蛎崎さんはなんか発売された音源だけ聴くと気の毒というか、もちろん大成功してる部類なんですが、安全地帯では自分の声でなくコーラス音を入れる職人に徹しているのかもわからないですね。『T』の奥土居さんみたいにすぐわかる声だからいいってもんでもないのかもしれません。そのあたり、歌の事情ってのはよくわからないものがあります。
日本でも、写真集付きにしないで売れば良かったのではないでしょうか。
安全地帯メンバーによるコーラス部分、ってたまにわからなくなるんですよね。六土さんなのか武沢さんなのか。映像があればわかるのですが。そんな中、「ゆびきり」で一番目立つコーラスが矢萩さんだったのは衝撃的でした。
で、このライヴアルバムでは、なおさら蛎崎さんのコーラスが掻き消されてしまうという(苦笑)。
でも、同じ年から開催された広島平和祈念コンサートの映像(NHKの)では、「今夜はYES」で蛎崎さんの「♪リアクション!」「♪クラクション!」が聴けます(その部分、玉置さんは歌うの省略していたんです)。
蛎崎くんは目立ってなかったですねえ。メンバーよりも声が入っちゃまずいとでも思ったのかもわかりません。その意味ではBAnaNAだけ名前叫んじゃダメと判断したというのもない話ではないでしょう。
佐野さんとかハマショーとか尾崎くんとかの系統は実はあんまり知らないんですよ。ハートランドってあった気がしますね。安全地帯だって当時はもう中高生が主なリスナーってわけではなかったんですから、多少高くても買っただろうになあ。
当時はまだまだCDの価格は高かった、そんなふうに思います。
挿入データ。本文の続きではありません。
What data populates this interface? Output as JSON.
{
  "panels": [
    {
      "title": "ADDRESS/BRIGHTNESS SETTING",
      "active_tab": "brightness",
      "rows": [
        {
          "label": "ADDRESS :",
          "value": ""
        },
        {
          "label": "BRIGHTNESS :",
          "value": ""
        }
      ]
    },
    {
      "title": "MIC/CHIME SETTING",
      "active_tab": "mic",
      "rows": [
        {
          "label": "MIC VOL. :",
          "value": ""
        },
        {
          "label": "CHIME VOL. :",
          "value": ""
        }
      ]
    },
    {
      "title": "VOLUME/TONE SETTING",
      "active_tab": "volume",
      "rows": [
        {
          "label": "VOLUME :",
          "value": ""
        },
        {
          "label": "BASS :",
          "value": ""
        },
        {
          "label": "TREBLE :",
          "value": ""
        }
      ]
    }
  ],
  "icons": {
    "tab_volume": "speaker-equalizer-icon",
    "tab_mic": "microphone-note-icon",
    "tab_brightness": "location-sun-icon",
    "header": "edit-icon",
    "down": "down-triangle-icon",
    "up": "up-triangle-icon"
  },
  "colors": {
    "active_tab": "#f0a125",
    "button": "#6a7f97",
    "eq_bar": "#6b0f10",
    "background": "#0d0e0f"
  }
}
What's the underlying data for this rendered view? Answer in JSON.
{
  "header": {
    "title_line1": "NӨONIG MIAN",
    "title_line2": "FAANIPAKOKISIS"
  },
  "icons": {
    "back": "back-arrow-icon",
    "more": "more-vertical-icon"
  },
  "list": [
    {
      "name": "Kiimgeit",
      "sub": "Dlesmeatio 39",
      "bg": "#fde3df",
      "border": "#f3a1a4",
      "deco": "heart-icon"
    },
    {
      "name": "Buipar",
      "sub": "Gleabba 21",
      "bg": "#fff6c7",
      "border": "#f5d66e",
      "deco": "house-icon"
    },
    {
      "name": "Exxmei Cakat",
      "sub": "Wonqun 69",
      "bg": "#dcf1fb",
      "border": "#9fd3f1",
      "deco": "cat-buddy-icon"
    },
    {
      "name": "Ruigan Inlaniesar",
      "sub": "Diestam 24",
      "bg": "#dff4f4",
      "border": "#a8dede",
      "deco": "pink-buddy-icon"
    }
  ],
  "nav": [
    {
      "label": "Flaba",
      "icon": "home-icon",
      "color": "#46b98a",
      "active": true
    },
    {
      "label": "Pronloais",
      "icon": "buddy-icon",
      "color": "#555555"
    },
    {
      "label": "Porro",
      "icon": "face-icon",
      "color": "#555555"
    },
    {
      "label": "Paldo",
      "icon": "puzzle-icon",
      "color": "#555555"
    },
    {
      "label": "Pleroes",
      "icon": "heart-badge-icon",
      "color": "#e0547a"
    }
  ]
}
ビデオの方で儲けようとしていたのかもしれません。
CDに「夢になれ」が入っていないのは、単純に玉置さんの「バナナ〜!」の掛け声のせいではないでしょうか。メンバー紹介さえ収録されていないアルバムで、バナナさんだけフィーチャーされてちゃねぇ(苦笑)。
せっかくコーラス参加の蛎崎弘さんが全く目立ってないのも残念。ミキシングエンジニア何やってんの(苦笑)?
翌年に佐野元春の「HEARTLAND」という活動総括ライブ盤が、ボックス入り写真集付きの作品で発売されましたが、比較すると、時代とはいえ、皮肉にも、レコード会社の規模の差が出てしまった感はありました。
すみません、少々辛口コメントになりました。